The arrangement of the reliefs and the general composition of the scenes.

This graphic exposition of the Buddhist Law of Cause and Result had been set out in 160 narrative reliefs, divided evenly into four sets of 40 sculptured panels on each face of the base [ 1 ]. The sequence begins at the proper right of the eastern stairway of the monument, moves forward in the auspicious clockwise direction of pradaksina around the base to end at the proper left of the same staircase. This set of steps on the eastern face served as the principal stairway leading up the ascent to the higher levels which symbolize the higher spheres of spiritual progress according to Buddhist beliefs.

In most cases, each panel contains a depiction of the action followed by that of its result, although in certain cases, the action and the result was each spread out in full panels [ 2 ].
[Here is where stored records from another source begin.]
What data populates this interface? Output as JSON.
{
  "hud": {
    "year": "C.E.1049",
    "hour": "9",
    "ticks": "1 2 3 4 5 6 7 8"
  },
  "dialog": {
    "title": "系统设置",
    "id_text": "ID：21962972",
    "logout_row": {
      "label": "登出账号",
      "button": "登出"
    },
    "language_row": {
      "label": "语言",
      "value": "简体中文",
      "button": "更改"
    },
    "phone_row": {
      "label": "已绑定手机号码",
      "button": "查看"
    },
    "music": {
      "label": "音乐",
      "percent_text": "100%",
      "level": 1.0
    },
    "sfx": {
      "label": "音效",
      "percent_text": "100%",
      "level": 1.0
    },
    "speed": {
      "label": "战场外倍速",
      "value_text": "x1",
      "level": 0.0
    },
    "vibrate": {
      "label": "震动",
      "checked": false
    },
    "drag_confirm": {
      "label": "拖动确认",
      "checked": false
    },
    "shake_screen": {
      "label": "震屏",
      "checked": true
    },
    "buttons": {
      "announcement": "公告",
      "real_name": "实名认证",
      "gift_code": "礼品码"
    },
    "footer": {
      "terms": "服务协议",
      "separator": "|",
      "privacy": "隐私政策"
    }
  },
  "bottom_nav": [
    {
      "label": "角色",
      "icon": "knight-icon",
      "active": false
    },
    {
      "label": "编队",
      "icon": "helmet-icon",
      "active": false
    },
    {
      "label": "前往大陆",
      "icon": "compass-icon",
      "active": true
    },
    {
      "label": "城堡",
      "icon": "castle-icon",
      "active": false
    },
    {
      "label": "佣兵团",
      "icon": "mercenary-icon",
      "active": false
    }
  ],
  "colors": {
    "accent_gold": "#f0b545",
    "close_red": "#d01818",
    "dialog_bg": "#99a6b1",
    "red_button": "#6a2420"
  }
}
The series begins with exceedingly bad deeds, with bland revelations of the transgression of the first of the Five Commandments, of killing and celebration of killing in one full panel, followed by the misguided admiration for and participation in such an evil act of killing, all leading to retributions in the form of a short life, ill health and untimely death [ 3 ]. A series of panels showing good deeds such as saving life, caring for others and dispensing charity, and leading to happy rewards, then followed suit [ 4 ] in alternating sequence with those relating bad actions of lesser degrees of severity, and their entailed unhappy results [ 5 ], to subsequently end up with panels dealing with the most meritorious kinds of good deed, which would bring the highest degree of rewards [ 6 ].